There’s more to Ireland than potatoes and beer. The clink of Guinness glasses as you stare into a friendly face and declare “sláinte” becomes a happy sound that alerts your taste buds to the liquid satisfaction imminent. Rolling green hills drop into dramatic cliffs, plunging into the endless ocean as you catch your breath and snap a pic.

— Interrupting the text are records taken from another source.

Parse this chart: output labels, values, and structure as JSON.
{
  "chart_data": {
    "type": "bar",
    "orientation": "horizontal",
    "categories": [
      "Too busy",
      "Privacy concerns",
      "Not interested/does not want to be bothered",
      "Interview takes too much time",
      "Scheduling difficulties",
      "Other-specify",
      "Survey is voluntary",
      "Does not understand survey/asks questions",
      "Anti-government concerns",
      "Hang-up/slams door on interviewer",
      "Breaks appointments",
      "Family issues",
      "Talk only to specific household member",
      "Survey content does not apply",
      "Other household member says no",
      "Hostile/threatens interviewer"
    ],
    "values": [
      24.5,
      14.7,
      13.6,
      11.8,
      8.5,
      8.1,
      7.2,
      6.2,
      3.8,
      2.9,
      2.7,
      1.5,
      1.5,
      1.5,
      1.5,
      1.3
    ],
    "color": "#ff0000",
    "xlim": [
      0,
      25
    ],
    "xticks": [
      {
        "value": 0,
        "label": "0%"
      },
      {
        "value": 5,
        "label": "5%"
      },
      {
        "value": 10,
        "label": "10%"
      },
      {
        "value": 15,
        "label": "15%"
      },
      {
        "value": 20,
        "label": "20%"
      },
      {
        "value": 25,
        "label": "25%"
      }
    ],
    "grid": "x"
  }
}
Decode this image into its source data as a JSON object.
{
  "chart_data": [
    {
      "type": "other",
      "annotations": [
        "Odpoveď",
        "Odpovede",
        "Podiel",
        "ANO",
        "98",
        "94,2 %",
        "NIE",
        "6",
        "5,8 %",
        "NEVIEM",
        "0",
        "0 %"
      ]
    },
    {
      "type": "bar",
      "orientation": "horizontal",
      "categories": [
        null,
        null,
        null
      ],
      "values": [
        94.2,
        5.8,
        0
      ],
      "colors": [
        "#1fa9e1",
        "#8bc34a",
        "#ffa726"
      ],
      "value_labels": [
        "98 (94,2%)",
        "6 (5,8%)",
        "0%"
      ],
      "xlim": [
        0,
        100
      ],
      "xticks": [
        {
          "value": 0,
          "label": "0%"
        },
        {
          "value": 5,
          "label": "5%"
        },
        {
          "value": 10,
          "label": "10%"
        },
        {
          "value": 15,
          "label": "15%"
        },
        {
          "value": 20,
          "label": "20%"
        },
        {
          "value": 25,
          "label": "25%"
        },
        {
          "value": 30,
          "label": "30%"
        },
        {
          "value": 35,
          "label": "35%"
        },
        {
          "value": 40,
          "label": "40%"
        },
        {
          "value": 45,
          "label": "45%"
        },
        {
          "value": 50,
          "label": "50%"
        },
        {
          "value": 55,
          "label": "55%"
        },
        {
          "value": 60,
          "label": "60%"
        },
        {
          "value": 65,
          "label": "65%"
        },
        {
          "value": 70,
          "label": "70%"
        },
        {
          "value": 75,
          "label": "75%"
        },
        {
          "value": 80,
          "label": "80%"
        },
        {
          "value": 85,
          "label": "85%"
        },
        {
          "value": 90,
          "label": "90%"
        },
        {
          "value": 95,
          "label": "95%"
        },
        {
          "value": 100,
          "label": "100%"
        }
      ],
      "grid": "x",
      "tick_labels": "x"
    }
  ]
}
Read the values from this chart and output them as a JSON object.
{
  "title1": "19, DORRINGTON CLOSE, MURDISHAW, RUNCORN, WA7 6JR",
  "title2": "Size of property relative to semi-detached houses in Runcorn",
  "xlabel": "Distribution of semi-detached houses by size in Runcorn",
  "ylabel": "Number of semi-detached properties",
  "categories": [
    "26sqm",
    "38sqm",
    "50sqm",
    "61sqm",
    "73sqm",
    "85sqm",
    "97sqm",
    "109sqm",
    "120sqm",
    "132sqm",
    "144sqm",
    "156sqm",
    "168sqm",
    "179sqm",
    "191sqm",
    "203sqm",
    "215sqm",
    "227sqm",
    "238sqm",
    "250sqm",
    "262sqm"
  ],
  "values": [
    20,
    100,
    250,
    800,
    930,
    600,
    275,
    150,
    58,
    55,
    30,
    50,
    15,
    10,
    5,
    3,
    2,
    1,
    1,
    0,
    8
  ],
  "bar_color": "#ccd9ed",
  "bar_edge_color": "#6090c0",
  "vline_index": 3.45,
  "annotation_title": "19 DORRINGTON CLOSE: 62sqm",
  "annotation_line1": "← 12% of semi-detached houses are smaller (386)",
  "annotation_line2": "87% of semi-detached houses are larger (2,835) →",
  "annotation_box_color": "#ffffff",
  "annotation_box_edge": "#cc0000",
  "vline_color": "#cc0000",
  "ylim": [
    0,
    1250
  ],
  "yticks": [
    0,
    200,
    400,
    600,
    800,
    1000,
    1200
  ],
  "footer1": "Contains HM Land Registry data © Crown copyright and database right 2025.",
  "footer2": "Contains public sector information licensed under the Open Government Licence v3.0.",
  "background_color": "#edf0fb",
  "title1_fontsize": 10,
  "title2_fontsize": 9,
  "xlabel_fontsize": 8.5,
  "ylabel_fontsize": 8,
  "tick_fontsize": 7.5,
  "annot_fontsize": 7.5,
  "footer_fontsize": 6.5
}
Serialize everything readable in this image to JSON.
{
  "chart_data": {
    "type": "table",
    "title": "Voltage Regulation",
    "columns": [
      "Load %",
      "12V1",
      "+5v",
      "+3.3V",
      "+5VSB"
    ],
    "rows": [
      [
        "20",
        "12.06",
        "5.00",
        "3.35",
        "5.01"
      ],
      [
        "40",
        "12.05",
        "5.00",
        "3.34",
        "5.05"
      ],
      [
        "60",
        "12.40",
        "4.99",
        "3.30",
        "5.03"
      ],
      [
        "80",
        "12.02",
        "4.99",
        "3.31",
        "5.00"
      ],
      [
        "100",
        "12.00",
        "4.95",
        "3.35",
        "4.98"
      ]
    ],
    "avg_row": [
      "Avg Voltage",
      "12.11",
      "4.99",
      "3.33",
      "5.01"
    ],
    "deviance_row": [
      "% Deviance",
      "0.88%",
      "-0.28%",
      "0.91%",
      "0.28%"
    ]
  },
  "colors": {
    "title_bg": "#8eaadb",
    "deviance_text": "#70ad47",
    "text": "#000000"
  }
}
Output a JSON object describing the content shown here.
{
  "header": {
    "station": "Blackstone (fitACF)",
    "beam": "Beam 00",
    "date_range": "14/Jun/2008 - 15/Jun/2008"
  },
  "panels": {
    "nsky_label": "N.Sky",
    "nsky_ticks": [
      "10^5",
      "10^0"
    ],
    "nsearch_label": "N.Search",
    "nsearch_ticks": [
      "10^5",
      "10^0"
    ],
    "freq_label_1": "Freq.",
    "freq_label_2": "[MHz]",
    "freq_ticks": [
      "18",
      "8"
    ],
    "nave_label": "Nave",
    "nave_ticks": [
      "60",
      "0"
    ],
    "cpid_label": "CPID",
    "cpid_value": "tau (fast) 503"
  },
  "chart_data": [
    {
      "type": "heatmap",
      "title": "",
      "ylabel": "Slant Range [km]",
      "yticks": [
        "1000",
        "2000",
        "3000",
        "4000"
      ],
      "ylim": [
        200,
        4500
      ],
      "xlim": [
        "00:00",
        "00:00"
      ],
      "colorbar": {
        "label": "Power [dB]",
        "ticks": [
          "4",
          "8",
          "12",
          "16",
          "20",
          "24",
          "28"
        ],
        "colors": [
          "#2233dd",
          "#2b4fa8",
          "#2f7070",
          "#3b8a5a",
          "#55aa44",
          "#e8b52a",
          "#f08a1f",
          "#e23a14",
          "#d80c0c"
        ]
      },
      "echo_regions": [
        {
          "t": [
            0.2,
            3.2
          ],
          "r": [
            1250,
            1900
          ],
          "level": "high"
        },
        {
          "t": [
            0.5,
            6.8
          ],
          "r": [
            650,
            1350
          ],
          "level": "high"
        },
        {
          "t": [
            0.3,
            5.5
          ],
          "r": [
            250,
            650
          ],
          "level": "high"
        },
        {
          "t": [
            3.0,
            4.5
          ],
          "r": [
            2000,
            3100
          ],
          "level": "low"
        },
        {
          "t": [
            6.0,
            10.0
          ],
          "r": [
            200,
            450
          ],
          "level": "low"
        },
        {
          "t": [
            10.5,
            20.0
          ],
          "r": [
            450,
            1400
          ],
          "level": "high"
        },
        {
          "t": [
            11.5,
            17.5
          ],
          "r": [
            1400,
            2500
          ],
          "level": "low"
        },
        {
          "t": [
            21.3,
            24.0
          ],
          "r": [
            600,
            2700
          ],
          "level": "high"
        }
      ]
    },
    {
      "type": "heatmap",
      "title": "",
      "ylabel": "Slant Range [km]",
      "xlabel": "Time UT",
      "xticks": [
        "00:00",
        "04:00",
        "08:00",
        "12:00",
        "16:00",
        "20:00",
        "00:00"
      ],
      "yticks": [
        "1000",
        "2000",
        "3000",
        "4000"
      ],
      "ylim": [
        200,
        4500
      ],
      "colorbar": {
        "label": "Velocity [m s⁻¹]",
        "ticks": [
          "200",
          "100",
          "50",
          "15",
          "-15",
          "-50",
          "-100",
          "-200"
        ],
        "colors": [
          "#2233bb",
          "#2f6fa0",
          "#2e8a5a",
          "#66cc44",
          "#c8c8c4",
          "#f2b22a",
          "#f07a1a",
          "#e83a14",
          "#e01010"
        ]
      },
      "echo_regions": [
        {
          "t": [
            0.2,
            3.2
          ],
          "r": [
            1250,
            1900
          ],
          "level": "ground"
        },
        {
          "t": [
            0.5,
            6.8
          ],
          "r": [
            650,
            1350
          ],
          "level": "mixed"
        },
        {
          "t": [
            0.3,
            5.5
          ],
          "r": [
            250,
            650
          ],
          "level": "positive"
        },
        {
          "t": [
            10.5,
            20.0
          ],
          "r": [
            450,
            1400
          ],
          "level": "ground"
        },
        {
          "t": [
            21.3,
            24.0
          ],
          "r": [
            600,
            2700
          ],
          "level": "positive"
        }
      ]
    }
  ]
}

Dublin combines the best of Ireland’s traits, a deep Celtic and Georgian history combined a warm, friendly, modern buzz. For the historical tour there are a few must see’s –the Archaeology branch of Ireland’s national museum includes a huge collection of both prehistoric and Celtic artefacts, Trinity College also provides an educational history as well as the world famous “Book of Kells”. Finally the ex-prison of Kilmainham Gaol sheds light on some of the darker patches of Dublin’s history. A perfect place to bridge the gap between Dublin’s historical legacy and its reputation for heavy nights is the Guinness Storehouse. A 7 story shrine to Ireland’s historic drink, any fans of the black stuff will be endlessly delighted. If the storehouse wets your appetite and you wish to experience the best of legendary Irish hospitality - Dublin has over a thousand pubs to keep you entertained well into the night.
Outside of the Capital the city of Cork is Irelands culinary centre – a mixture of markets sporting local produce and contemporary restaurants putting modern twists on Irish classics – Cork certainly provides the flavour of Irish culture (I’ve had traditional Irish ham cooked by a resident of Cork – it’s definitely worth a look). St Johns castle in Limerick will excite any castle lover and the hugely traditional Irish – speaking valleys of Connemara display Irelands majestic yet dramatic landscape.